Hint A body attains equilibrium only when the force acting on the body along the x-axis and along the y-axis are balanced and the torque acting on the body is balanced i.e. clockwise torque is equal to the anti-clockwise torque acting on the body.

Formula used:
 $\overrightarrow \tau = \overrightarrow r \times \overrightarrow F $
Where $\overrightarrow \tau $ is the torque vector, $\overrightarrow r $ is the distance vector joining the axis of rotation and force vector, $\overrightarrow F $ is the force vector.

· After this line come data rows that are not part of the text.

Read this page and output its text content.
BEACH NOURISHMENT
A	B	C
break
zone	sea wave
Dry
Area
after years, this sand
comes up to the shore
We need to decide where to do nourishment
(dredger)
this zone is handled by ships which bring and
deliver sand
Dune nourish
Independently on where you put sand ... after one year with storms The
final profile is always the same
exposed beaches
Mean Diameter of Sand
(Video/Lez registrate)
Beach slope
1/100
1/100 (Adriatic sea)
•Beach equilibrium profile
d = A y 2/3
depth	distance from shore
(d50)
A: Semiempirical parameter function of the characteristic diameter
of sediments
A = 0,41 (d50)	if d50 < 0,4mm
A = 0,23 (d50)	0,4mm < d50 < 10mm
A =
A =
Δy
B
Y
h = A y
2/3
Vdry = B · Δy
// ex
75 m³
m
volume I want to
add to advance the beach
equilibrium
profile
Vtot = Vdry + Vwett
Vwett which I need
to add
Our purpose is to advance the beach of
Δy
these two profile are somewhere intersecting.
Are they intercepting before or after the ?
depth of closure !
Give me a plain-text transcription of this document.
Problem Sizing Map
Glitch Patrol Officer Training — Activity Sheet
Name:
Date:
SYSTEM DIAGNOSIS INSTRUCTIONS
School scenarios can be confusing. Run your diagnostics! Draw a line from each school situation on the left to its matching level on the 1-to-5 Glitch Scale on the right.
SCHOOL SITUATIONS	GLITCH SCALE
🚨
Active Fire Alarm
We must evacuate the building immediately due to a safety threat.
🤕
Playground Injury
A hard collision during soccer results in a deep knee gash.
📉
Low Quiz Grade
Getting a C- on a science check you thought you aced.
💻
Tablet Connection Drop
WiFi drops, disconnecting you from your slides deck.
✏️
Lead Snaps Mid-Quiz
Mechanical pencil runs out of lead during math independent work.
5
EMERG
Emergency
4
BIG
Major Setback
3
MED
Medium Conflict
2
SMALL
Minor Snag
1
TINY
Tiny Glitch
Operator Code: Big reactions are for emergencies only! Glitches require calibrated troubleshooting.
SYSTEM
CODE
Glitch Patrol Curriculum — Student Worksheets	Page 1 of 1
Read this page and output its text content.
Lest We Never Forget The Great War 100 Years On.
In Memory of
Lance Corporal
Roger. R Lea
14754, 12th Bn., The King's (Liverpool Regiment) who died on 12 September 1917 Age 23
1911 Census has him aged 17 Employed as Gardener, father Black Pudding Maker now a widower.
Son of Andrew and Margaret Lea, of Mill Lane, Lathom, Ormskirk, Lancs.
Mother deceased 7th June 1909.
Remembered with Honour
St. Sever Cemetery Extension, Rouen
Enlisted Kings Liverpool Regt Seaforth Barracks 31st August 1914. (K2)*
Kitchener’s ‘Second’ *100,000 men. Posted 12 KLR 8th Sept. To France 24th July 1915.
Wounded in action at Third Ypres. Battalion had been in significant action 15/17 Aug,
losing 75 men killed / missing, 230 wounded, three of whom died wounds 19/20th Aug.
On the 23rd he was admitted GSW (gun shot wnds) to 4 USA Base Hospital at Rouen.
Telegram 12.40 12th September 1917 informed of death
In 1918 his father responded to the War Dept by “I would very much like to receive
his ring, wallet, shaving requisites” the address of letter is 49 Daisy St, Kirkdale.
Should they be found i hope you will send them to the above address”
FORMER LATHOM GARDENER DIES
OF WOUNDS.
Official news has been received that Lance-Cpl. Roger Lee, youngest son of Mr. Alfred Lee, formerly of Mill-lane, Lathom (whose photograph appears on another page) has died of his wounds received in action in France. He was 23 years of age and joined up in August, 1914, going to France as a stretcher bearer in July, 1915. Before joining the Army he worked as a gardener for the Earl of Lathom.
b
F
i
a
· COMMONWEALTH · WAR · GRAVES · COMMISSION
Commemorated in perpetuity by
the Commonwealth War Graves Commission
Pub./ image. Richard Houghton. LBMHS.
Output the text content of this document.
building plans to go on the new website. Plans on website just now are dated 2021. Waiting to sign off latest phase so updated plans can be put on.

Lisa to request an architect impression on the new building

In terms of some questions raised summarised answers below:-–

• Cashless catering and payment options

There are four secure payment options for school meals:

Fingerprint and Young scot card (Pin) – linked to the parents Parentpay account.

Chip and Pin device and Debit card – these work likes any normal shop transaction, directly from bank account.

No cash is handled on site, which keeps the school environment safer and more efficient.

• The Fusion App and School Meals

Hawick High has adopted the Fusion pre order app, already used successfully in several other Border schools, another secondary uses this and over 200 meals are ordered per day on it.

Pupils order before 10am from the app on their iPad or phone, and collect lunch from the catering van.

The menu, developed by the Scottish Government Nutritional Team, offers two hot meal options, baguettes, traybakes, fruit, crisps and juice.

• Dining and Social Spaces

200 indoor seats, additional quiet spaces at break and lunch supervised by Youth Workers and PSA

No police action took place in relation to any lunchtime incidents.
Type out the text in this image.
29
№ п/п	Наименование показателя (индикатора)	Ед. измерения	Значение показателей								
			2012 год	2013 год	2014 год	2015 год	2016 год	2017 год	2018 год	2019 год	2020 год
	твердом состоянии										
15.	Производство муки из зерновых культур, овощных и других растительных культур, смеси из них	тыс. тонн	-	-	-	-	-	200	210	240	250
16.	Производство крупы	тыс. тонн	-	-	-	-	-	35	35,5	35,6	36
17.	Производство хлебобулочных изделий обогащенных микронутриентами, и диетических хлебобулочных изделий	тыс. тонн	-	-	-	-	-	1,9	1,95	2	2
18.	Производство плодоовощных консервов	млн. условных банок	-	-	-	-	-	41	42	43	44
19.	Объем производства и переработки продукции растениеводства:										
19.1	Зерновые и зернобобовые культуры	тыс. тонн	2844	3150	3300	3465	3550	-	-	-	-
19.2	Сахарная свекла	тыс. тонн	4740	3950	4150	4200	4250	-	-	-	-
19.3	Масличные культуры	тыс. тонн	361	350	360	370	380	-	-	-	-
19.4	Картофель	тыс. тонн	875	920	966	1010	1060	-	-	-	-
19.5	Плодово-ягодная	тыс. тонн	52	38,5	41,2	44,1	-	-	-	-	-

Complete step-by-step answer

We know that,
A body attains equilibrium only when the force acting on the body along the x-axis and along the y-axis are balanced and torque acting on the body is balanced i.e. clockwise torque is equal to the anti-clockwise torque acting on the body.
From looking at the figure we can say that the force acting along the x-axis and the y-axis are balanced by the hinge force and gravitational force.
It is given that the body has attained equilibrium thus,
Clockwise torque will be equal to the anticlockwise torque.
By looking at the figure and using the formula,
  $\overrightarrow \tau = \overrightarrow r \times \overrightarrow F $
Where $\overrightarrow \tau $ is the torque vector, $\overrightarrow r $ is the distance vector joining the axis of rotation and force vector, $\overrightarrow F $ is the force vector.
As it is given that both the rods are of equal length and the gravitational force acting on a body can be considered acting on a single point which is the center of mass as both the rods are uniform their geometrical center is the same as the center of mass.
The clockwise torque is,
 ${\tau _{clockwise}} = Mg \times \dfrac{l}{2} \times \sin (30^\circ ) $
The anti-clock wise torque is,
 ${\tau _{anticlockwise}} = mg \times \dfrac{l}{2} \times \sin (60^\circ ) $
As
 $ \Rightarrow {\tau _{clockwise}} = {\tau _{anticlockwise}} $
Hence
\[ \Rightarrow Mg \times \dfrac{l}{2} \times \sin (30^\circ ) = mg \times \dfrac{l}{2} \times \sin (60^\circ )\]
From looking at the figure we have substituted the value of angle between the force and length.
 $M \times \dfrac{1}{2} = m \times \dfrac{{\sqrt 3 }}{2} $
 $ \Rightarrow \dfrac{M}{m} = \sqrt 3 $

Therefore the correct answer to the above question is (D) $\sqrt 3 $.

Note
If we make the free body diagram of the two rods then we will see that there is no other force acting on them except gravitational and hinge force so then obviously these two will balance each other out as the system in the figure is in equilibrium. As we considered the axis about which they rotate as the hinge hence while calculating the torque so the torque due to hinge force became zero.